Como até esse momento não se comia carne, entendemos que esse era um mandamento que estava sendo dado naquele momento. E o conteúdo que deve ser entendido, não é apenas comer carne crua ou com sangue, nem mesmo o sangue em si, mas o entendimento do texto hebraico e de acordo com os ensinos antigos do povo, é que não se pode comer uma parte do animal com ele ainda vivo. E vemos isso em algumas versões de textos de Bereshit.

- Não derramar sangue, ou seja, cometer assassinato.

Este mandamento ou lei, era algo que já havia sido dado, desde a morte de Abel. Mas os homens transgrediram em muito esse mandamento antes do dilúvio, não é à toa que o texto da Torá afirma que a terra estava cheia de violência em Gn 9:11. Porém, o Eterno estava reafirmando a Noach e a seus filhos, qual sua vontade a esse respeito, e deixa muito claro que ele iria requerer daquele que cometesse assassinato o sangue derramado.

Vemos no texto da Torá mencionado anteriormente, que aparecem apenas esses dois mandamentos, no entanto, o que é conhecido como “as leis de Noach”, são sete leis.

De acordo com o site Chabad, o judaísmo considera alguns princípios como base da fé, ética e moral universais, que devem ser difundidos por toda a humanidade, para garantir a existência pacífica e justa entre as nações. Segundo eles, apesar de existirem inúmeros preceitos divinos, sete deles ultrapassam as fronteiras da fé judaica e foram ordenados por D’us para toda a humanidade. No judaísmo, acredita-se que quando todas as nações do mundo seguirem esses sete preceitos básicos, garantiremos um mundo ideal para viver. Segue então, as sete leis relacionadas abaixo e o seu entendimento básico:

- Não praticar idolatria

O termo idolatria não quer dizer apenas adorar ídolos. Isso era um costume pagão antigo. Não praticar idolatria significa manter a fé e a confiança absolutas em D’us e na sua providência. E nesse sentido, comer coisas sacrificadas também conta como idiolatria.
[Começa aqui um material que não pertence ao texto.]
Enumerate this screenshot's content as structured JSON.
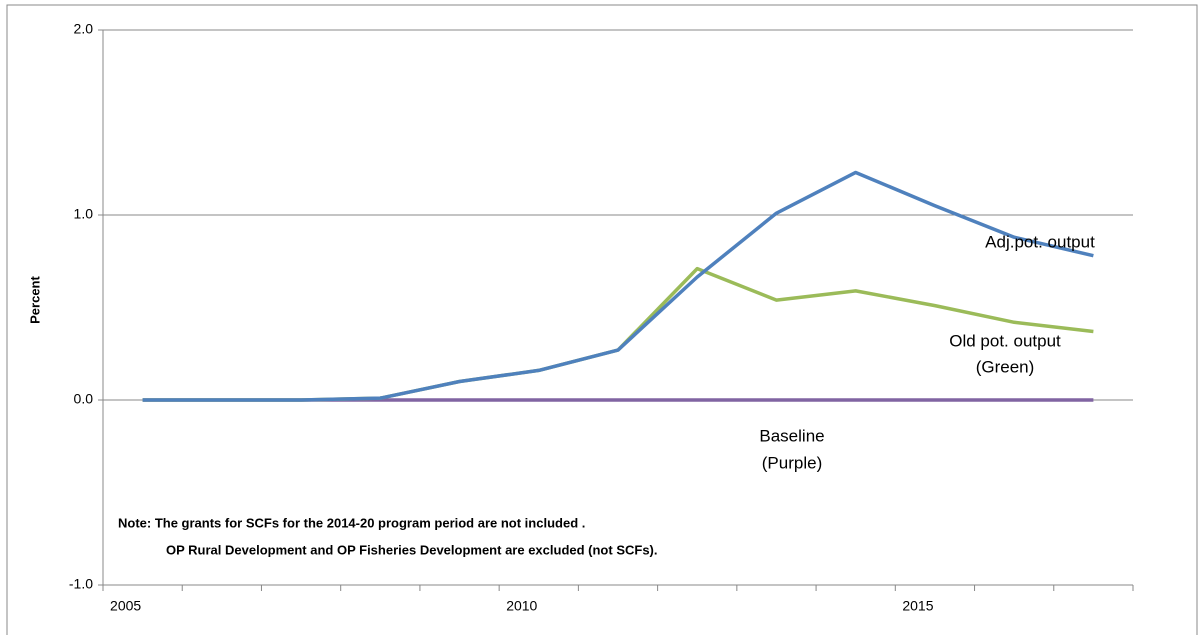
{
  "chart_data": {
    "type": "line",
    "y_label": "Percent",
    "categories": [
      "2005",
      null,
      null,
      null,
      null,
      "2010",
      null,
      null,
      null,
      null,
      "2015",
      null,
      null
    ],
    "series": [
      {
        "color": "#8064a2",
        "values": [
          0,
          0,
          0,
          0,
          0,
          0,
          0,
          0,
          0,
          0,
          0,
          0,
          0
        ]
      },
      {
        "color": "#9bbb59",
        "values": [
          0,
          0,
          0,
          0.01,
          0.1,
          0.16,
          0.27,
          0.71,
          0.54,
          0.59,
          0.51,
          0.42,
          0.37
        ]
      },
      {
        "color": "#4f81bd",
        "values": [
          0,
          0,
          0,
          0.01,
          0.1,
          0.16,
          0.27,
          0.665,
          1.01,
          1.23,
          1.05,
          0.88,
          0.78
        ]
      }
    ],
    "ylim": [
      -1,
      2
    ],
    "yticks": [
      {
        "value": -1,
        "label": "-1.0"
      },
      {
        "value": 0,
        "label": "0.0"
      },
      {
        "value": 1,
        "label": "1.0"
      },
      {
        "value": 2,
        "label": "2.0"
      }
    ],
    "grid": true,
    "annotations": [
      {
        "lines": [
          "Adj.pot. output"
        ]
      },
      {
        "lines": [
          "Old pot. output",
          "(Green)"
        ]
      },
      {
        "lines": [
          "Baseline",
          "(Purple)"
        ]
      },
      {
        "lines": [
          "Note:  The grants for SCFs for the 2014-20 program period are not included  .",
          "OP Rural  Development and OP Fisheries Development are excluded (not SCFs)."
        ]
      }
    ]
  }
}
- Não blasfemar contra D’us

É muito comum que uma pessoa ao passar por dificuldades em primeiro lugar jogue a culpa em D’us. Na verdade tudo o que ocorre vem de D’us, mas Ele é o exemplo máximo de bondade e saberá que com um pouco de treino podemos enxergar como as coisas vêm para o bem e que o Criador deve ser agradecido por Sua benevolência.

- Não cometer homicídio

O contexto é não cometer assassinato, derramando assim o sangue de outro homem.

- Não roubar

Não se apossar daquilo que pertence a outra pessoa.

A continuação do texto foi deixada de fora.